The world number 20 was diagnosed by an infectious disease specialist who was adamant it was Lyme and treated with heavy doses of antibiotics for eight weeks.

As a result, she made a full recovery.

But others haven't been so lucky.

In recent years The Northern Star has covered the stories of several Northern Rivers residents who have been incapacitated for years by what they believe was a Australian variation of the disease.

For many, seeing a GP didn't help. One woman was laughed at, while another was suggested to she suffered from psychosomatic illness.

Lyme Disease sufferer endures long battle with medical world

Some GPs have been willing to treat the disease with a prolonged course of antibiotics, but this is frowned upon by medical authorities - because the disease doesn't officially exist here.

Insight will feature Bellingen-based GP Dr Gull Herzberg, who has treated many Lyme patients on the Northern Rivers.
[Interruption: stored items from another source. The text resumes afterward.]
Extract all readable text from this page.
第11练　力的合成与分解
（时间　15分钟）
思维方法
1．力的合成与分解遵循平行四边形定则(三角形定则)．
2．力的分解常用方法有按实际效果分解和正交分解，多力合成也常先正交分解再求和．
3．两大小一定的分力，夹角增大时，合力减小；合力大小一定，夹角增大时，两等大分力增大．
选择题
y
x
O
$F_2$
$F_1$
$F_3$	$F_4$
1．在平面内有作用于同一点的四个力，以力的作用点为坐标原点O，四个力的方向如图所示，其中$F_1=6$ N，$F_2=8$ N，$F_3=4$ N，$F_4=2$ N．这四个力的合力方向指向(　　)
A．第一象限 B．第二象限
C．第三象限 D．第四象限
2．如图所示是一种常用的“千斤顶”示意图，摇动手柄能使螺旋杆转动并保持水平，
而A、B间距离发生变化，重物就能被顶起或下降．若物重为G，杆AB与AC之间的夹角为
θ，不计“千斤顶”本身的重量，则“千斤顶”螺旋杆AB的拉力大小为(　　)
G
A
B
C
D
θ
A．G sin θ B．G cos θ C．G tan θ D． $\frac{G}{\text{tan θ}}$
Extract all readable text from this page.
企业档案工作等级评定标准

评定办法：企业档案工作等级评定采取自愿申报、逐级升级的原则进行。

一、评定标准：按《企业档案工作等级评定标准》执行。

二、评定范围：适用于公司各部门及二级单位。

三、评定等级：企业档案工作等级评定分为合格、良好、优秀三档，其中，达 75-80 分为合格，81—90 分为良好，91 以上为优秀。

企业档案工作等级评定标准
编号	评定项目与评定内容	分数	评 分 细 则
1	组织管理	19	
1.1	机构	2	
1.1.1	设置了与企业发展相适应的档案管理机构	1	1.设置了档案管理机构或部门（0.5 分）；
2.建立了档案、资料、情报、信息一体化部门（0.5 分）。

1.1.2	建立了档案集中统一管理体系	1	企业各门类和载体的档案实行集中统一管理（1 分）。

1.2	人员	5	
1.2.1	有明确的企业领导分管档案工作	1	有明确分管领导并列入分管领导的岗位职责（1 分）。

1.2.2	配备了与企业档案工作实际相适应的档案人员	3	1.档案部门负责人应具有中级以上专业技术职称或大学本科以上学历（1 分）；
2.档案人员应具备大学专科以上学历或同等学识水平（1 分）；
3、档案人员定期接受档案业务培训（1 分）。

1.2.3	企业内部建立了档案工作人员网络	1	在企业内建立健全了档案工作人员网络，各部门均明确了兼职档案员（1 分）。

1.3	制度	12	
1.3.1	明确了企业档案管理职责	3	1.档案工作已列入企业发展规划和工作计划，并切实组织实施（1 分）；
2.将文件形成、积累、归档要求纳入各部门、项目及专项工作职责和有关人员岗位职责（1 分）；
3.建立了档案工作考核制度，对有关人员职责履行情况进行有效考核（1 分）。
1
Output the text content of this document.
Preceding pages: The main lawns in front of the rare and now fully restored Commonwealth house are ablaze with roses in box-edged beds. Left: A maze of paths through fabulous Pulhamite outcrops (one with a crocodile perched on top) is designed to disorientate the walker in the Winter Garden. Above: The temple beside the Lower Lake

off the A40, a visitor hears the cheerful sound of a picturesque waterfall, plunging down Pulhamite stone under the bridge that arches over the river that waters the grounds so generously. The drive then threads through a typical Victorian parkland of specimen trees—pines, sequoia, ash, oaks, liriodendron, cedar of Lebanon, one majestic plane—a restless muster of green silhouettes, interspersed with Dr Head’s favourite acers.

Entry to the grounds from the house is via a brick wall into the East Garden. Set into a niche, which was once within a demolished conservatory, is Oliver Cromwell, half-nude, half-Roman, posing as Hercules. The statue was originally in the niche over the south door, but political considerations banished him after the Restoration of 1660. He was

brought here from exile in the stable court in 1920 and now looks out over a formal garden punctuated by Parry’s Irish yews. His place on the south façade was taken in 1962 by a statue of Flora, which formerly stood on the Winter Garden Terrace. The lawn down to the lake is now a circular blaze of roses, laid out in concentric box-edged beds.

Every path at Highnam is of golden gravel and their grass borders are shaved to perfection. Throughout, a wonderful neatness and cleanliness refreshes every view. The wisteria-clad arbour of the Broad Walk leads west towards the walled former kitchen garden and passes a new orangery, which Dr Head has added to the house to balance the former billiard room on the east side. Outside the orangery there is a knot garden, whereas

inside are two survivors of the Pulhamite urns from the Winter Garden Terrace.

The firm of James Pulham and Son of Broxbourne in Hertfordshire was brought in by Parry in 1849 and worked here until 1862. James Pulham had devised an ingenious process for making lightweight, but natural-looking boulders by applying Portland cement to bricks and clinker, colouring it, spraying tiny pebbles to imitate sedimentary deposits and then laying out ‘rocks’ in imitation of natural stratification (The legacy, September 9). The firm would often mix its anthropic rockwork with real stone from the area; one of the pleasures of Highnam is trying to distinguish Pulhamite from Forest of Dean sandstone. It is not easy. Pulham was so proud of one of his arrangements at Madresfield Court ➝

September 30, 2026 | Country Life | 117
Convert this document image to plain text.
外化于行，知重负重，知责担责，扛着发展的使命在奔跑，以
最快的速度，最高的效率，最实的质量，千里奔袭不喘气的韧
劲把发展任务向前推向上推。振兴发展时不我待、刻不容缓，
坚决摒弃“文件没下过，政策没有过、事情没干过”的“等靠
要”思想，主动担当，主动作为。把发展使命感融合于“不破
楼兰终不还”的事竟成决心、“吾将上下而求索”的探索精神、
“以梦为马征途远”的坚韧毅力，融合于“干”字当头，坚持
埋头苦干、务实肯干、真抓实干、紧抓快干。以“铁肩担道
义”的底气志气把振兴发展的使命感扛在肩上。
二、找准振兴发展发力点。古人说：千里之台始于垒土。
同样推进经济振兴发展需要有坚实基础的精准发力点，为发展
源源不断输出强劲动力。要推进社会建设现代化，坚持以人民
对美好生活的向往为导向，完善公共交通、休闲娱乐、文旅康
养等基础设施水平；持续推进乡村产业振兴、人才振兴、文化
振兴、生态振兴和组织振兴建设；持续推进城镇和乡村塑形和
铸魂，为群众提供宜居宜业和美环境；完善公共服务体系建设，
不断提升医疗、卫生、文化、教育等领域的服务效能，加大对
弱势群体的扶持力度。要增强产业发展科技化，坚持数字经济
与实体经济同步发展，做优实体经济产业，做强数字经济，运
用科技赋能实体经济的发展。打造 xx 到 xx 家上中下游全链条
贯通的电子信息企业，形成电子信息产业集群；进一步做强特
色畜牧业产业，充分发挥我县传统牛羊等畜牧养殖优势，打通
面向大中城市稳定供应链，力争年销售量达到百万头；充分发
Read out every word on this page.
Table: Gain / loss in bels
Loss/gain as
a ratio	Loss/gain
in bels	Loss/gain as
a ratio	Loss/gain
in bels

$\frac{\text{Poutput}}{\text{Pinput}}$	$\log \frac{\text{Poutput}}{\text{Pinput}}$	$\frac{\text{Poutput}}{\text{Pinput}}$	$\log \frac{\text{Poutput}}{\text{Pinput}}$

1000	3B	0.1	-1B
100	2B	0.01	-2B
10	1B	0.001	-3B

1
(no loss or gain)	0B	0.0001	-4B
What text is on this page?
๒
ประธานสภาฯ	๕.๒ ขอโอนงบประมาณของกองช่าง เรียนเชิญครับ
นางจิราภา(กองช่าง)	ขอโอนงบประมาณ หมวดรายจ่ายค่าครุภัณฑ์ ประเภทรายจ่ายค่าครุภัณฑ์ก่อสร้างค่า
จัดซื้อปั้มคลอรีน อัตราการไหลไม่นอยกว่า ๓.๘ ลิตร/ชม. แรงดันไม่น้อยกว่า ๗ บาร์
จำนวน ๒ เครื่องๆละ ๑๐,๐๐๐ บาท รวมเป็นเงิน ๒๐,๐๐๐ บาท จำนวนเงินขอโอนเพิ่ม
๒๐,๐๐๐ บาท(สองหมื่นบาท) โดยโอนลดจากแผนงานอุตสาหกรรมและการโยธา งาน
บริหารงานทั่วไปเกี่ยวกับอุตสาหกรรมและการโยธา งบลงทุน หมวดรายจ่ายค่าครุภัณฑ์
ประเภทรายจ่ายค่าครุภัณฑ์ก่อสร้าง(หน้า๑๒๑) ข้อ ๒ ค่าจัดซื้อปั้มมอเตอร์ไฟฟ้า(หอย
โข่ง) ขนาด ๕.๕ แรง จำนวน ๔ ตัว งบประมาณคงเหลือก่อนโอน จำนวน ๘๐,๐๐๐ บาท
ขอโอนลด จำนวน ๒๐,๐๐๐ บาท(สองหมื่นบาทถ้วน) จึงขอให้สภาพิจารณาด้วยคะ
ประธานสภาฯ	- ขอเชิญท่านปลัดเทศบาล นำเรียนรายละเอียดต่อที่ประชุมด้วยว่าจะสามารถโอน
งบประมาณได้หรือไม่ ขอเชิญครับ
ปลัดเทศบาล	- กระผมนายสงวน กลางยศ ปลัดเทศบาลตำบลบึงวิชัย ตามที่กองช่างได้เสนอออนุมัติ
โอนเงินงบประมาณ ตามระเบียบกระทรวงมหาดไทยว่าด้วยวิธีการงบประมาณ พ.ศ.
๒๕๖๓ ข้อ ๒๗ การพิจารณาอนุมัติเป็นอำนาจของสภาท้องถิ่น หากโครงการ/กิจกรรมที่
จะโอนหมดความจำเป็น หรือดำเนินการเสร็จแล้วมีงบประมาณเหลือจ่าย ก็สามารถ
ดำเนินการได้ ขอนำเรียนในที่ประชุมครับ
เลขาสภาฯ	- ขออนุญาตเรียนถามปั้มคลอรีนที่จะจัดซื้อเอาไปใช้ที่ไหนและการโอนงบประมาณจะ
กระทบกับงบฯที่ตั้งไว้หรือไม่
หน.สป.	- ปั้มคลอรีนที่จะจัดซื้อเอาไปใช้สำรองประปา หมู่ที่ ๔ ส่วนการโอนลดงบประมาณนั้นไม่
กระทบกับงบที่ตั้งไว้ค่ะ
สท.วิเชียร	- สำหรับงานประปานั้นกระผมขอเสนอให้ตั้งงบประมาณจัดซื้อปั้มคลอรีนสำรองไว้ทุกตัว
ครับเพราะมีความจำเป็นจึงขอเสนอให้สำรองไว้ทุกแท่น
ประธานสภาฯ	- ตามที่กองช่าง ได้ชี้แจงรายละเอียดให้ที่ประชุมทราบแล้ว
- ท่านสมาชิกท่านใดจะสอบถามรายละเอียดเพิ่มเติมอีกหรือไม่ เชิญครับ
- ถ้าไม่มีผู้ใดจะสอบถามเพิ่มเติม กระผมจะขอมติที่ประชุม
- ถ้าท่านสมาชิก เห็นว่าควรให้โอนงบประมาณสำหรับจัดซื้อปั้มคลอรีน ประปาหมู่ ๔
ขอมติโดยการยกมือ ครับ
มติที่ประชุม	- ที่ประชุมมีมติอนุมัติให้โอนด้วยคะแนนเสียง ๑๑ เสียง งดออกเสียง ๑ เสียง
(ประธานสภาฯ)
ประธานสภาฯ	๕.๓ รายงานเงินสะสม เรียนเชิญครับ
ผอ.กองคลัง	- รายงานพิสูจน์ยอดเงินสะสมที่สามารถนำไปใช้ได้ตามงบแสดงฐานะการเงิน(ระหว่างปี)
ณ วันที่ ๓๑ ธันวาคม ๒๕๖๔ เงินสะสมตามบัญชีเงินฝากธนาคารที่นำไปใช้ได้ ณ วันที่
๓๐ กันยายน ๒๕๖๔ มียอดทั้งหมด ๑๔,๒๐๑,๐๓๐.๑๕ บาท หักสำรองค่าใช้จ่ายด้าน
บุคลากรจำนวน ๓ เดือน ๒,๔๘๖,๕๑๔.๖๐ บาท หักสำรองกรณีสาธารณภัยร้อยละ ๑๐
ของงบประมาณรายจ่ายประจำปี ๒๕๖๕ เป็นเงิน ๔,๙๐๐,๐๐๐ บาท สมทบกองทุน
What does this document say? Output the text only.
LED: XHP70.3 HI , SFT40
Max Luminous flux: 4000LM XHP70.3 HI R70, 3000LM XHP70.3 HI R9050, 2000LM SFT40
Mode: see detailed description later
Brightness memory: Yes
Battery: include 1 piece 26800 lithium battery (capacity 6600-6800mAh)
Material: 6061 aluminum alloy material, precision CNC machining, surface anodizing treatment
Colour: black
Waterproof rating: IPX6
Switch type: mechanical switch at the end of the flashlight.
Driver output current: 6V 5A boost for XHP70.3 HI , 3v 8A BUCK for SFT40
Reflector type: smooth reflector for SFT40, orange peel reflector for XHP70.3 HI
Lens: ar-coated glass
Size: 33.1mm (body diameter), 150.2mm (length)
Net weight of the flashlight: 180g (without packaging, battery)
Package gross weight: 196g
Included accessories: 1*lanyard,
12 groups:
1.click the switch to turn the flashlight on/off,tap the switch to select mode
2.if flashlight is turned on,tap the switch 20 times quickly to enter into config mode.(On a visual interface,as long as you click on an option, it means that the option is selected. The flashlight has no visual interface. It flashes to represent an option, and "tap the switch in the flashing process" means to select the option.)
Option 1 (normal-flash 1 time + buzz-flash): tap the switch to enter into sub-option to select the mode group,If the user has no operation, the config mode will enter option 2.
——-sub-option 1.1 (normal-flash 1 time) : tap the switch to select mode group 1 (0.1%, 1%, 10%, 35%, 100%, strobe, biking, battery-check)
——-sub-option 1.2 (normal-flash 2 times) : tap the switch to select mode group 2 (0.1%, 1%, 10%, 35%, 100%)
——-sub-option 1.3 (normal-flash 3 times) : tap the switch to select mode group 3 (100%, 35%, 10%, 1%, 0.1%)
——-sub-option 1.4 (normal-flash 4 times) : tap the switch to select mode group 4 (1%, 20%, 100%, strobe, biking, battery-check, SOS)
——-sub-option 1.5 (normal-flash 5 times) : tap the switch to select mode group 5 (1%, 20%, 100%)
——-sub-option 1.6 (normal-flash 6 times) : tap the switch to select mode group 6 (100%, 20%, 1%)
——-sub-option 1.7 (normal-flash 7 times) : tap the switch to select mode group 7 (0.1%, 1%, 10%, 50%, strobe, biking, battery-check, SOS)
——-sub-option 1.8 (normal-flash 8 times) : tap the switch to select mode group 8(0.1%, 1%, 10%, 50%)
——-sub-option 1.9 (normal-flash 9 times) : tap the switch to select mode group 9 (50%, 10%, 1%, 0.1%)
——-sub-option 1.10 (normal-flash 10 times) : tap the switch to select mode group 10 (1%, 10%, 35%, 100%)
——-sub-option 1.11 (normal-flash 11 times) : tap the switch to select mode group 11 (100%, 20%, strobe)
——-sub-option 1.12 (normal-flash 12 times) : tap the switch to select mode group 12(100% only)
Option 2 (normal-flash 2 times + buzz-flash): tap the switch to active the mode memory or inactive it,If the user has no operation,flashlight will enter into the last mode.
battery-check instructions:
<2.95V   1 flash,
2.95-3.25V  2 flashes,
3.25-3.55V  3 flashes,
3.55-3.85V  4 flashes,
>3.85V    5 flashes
It will also feature several patients, and Royal College of Pathologists spokesman Professor Steven Graves, who released a 2014 statement dismissing any localised form of Lyme.

What is Lyme Disease?

A tick-borne illness caused by a bacteria called Borrelia.

Lyme Disease is generally categorized into early stage and late (chronic) stages of disease, each with varying symptoms.

Early stage symptoms are characterised by flu-like symptoms

Early stage Lyme can be treated with a short course of antibiotics, but once it develops require much more serious treatment.

Late stage Lyme disease can include damage to the joints, nerves, and brain may develop months or years after infection.